Meaning Vocabulary A set of words, whether in written or verbal forms, of which a person has comprehension.
Meaningful Learning A method of learning in which newly acquired information is connected to and relates to previously learned knowledge.
Means-Ends Analysis A problem-solving technique in which the learner identifies the goal (ends), the present situation, and the method through which to attain the goal (means) to decrease the perceived gap between the ends and the means.

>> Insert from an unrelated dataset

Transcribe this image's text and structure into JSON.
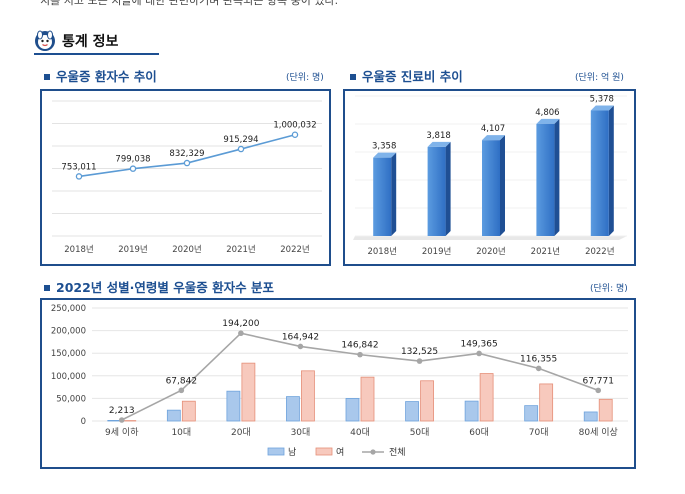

Media Literacy According to the National Association for Media Literacy Education, media literacy is the ability to access, analyze, evaluate, create, and act using all forms of communication. Media literacy means anything from interpreting emojis to understanding underlying messages in online advertisements to producing viral video content and recognizing native advertising. While media literacy sounds like a practical skill understood by everyone with internet access, it’s astounding how many online users are unaware of their impact on others and their susceptibility to media manipulation.
Mediated Association A type of empathetic arousal in which an adult identifies and names the emotion experienced by a child.
Mediated Learning Experience (MLE) An approach to teaching in which a student is prompted to think more deeply about a task and expand their expertise. This thinking is prompted by teacher suggestions, questions, and cues.
Meeting of the Minds A small-group drama activity in which participants, who are usually knowledgeable in history, science, mathematics, or literature, are interviewed by a “host.” It can be used in all content areas.
Mental Age The tenant that intelligence grows in children as they age and that at any point, a child might be at the appropriate stage of intelligence for their age, below or ahead.
Mental Chronometry A process for measuring intelligence by calculating the time required to process information. This process was developed by Arthur Jensen.
Mental Set The level of readiness to engage in a lesson in students’ attitudes or behavior.
Mental States (or Inner States) The mental condition. Thoughts, emotions, likes, dislikes, preferences, and intentions.
Mentorships The tutoring of classmates or younger student by gifted students. A leadership activity.
Merit Pay The educational philosophy that purports that teachers who produce better student outcomes should be paid more.
Merit Scholarships A form of financial aid that is given by institutions to those who have shown extraordinary intellectual ability, irrespective of their financial need.
Meritocracy A system based on individual achievements and personal merit should warrant higher rewards. For example, a person who achieves at a higher level deserves greater financial rewards based on their own personal merits and hard work.
Metacognition The process of thinking about thinking. The consideration of processes by which problem-solving occurs.
Metacognition The understanding of one’s learning or knowledge about the process of learning. It is also referred to as “thinking about thinking.”
Meta-cognition Thinking at a higher level. Thinking about the process of thinking.
Metacognitive Skills Techniques and abilities essential for learning, studying, or problem-solving.
Metaphysics Is the branch of philosophy that considers the physical universe and the nature of ultimate reality. It asks questions like, real the origin of the world beyond the stars Your consideration of reality as an external creation or an internal construct can influence your metaphysical beliefs and perspectives and your teaching. Regardless of your definition of reality, the exploration and categorization of the physical universe form the foundation of several school subjects.